In its place, a confident Durant who says what he thinks—regardless of how it might come off.
“To be honest, man, I’m only here talking to y’all because I had to,” Durant said later Saturday in response to a query about what types of stories he wants to see in the press. “So I really don’t care. Y’all not my friends. You’re going to write what you want to write. You’re going to love us one day and hate us the next. That’s a part of it. So I just learn how to deal with y’all.”
It’s that type of talk that can get a player a reputation of being a malcontent or a locker-room problem, whether true or not, because whether they will admit it or not, Durant is correct about most of the members of the sporting press.
Darnell Mayberry alluded to that in his piece for The Oklahoman:
Durant’s comments are the latest in a growing list of strongly worded statements that more and more are revealing a small part of the Thunder star’s personality.
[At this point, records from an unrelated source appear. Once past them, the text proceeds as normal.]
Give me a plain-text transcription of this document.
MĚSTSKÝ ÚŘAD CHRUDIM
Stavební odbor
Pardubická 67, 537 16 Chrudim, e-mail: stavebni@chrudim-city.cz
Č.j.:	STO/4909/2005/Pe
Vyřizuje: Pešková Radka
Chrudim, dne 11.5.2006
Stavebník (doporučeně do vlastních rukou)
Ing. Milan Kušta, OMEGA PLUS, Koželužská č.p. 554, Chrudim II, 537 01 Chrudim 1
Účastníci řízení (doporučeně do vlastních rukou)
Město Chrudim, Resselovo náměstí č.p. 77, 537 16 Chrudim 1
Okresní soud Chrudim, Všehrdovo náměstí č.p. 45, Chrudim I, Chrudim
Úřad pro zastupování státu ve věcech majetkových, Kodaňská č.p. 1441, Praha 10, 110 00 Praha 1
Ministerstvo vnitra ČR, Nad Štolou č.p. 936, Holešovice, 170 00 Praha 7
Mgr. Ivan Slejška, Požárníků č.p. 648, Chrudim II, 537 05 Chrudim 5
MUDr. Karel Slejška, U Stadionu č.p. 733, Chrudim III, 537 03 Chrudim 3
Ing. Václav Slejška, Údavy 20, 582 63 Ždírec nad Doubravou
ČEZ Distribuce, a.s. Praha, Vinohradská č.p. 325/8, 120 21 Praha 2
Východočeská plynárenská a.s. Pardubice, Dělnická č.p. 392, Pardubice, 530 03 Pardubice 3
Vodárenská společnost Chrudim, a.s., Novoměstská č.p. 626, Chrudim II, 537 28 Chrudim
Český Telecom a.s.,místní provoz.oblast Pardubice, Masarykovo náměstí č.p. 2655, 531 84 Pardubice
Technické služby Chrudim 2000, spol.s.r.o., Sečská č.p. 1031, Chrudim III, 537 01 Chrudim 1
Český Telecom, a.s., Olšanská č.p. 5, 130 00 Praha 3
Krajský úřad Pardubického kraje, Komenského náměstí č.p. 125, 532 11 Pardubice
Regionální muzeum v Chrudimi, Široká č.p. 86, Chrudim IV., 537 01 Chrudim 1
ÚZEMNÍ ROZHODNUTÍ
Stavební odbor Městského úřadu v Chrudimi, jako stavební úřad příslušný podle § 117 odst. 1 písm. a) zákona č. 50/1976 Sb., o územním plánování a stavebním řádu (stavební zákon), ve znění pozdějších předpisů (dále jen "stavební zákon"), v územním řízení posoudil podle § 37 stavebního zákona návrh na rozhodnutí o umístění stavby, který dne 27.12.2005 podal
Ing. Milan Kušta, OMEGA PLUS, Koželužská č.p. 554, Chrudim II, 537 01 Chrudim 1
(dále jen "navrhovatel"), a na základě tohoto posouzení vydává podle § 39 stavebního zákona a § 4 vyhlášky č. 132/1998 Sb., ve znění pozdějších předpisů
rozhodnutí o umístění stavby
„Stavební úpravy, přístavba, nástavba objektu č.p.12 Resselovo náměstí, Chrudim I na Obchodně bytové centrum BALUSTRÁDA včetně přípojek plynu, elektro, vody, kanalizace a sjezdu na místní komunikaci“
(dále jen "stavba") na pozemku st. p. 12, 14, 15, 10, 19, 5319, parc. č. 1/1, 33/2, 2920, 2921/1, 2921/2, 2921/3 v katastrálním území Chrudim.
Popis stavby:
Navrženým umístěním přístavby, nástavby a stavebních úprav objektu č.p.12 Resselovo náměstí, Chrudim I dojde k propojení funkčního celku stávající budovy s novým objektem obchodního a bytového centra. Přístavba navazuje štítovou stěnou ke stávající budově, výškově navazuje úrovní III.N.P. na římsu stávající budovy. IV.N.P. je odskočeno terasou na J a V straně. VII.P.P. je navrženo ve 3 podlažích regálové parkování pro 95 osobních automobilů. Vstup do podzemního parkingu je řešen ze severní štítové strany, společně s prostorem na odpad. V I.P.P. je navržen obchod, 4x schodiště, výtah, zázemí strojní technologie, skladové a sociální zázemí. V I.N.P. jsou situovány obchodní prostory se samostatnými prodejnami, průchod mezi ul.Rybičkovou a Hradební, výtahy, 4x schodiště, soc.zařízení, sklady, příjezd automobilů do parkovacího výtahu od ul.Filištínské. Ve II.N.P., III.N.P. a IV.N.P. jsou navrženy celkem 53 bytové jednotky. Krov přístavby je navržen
I don’t see it as a revelation about his personality so much as I see it as someone who is sick of the media song and dance.
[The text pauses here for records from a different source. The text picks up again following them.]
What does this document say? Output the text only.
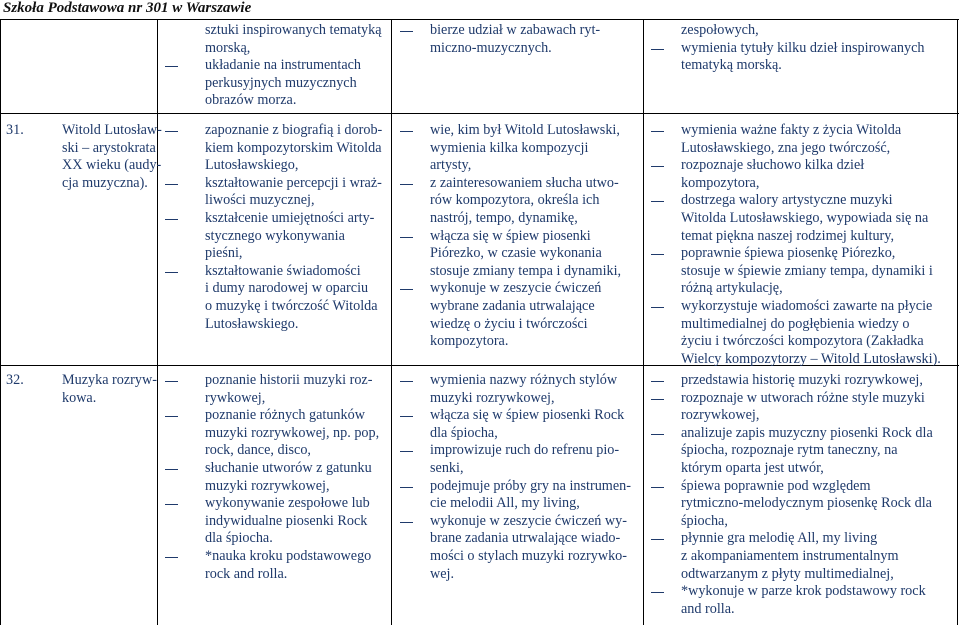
Szkoła Podstawowa nr 301 w Warszawie
sztuki inspirowanych tematyką
morską,
układanie na instrumentach
perkusyjnych muzycznych
obrazów morza.
bierze udział w zabawach ryt-
miczno-muzycznych.
zespołowych,
wymienia tytuły kilku dzieł inspirowanych
tematyką morską.
31.	Witold Lutosław-
ski – arystokrata
XX wieku (audy-
cja muzyczna).
zapoznanie z biografią i dorob-
kiem kompozytorskim Witolda
Lutosławskiego,
kształtowanie percepcji i wraż-
liwości muzycznej,
kształcenie umiejętności arty-
stycznego wykonywania
pieśni,
kształtowanie świadomości
i dumy narodowej w oparciu
o muzykę i twórczość Witolda
Lutosławskiego.
wie, kim był Witold Lutosławski,
wymienia kilka kompozycji
artysty,
z zainteresowaniem słucha utwo-
rów kompozytora, określa ich
nastrój, tempo, dynamikę,
włącza się w śpiew piosenki
Piórezko, w czasie wykonania
stosuje zmiany tempa i dynamiki,
wykonuje w zeszycie ćwiczeń
wybrane zadania utrwalające
wiedzę o życiu i twórczości
kompozytora.
wymienia ważne fakty z życia Witolda
Lutosławskiego, zna jego twórczość,
rozpoznaje słuchowo kilka dzieł
kompozytora,
dostrzega walory artystyczne muzyki
Witolda Lutosławskiego, wypowiada się na
temat piękna naszej rodzimej kultury,
poprawnie śpiewa piosenkę Piórezko,
stosuje w śpiewie zmiany tempa, dynamiki i
różną artykulację,
wykorzystuje wiadomości zawarte na płycie
multimedialnej do pogłębienia wiedzy o
życiu i twórczości kompozytora (Zakładka
Wielcy kompozytorzy – Witold Lutosławski).
32.	Muzyka rozryw-
kowa.
poznanie historii muzyki roz-
rywkowej,
poznanie różnych gatunków
muzyki rozrywkowej, np. pop,
rock, dance, disco,
słuchanie utworów z gatunku
muzyki rozrywkowej,
wykonywanie zespołowe lub
indywidualne piosenki Rock
dla śpiocha.
*nauka kroku podstawowego
rock and rolla.
wymienia nazwy różnych stylów
muzyki rozrywkowej,
włącza się w śpiew piosenki Rock
dla śpiocha,
improwizuje ruch do refrenu pio-
senki,
podejmuje próby gry na instrumen-
cie melodii All, my living,
wykonuje w zeszycie ćwiczeń wy-
brane zadania utrwalające wiado-
mości o stylach muzyki rozrywko-
wej.
przedstawia historię muzyki rozrywkowej,
rozpoznaje w utworach różne style muzyki
rozrywkowej,
analizuje zapis muzyczny piosenki Rock dla
śpiocha, rozpoznaje rytm taneczny, na
którym oparta jest utwór,
śpiewa poprawnie pod względem
rytmiczno-melodycznym piosenkę Rock dla
śpiocha,
płynnie gra melodię All, my living
z akompaniamentem instrumentalnym
odtwarzanym z płyty multimedialnej,
*wykonuje w parze krok podstawowy rock
and rolla.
Then again, I wasn’t one of the people who thought Seattle Seahawks running back Marshawn Lynch deserved to be drawn and quartered because he didn’t want to talk to the media.
That reluctance to talk to the press dates back to Lynch’s days at the University of California, so it’s not like this is some new thing. But the media—particularly the national guys—detest it when an athlete does not deign to kiss the ring and play the game.
I mean, who wouldn’t get jaded about constantly being asked incisive questions such as: “Talk about that run.” Is that even a question? It reads more like a demand to me, but hey, what do I know about punctuation?
As for Durant, he says it’s part of a process.
“I’m 26 years old, so I’m in my mid-20s, almost to 30,” Durant said. “My first few years in the league I was just finding myself. I think most of the time I reacted based off of what everybody else wanted and how they viewed me as a person. And I’m just learning to be myself and not worry about what anybody says.”
It’s one of the great myths of sports—this idea that because we hear or read what a player says in a press conference that we somehow know something about them as individuals.
No, what we know is how they react when asked repetitive non-questions from journalists who wrap themselves in the First Amendment and use it as a cudgel.
There’s a pretty stark difference between the two perspectives.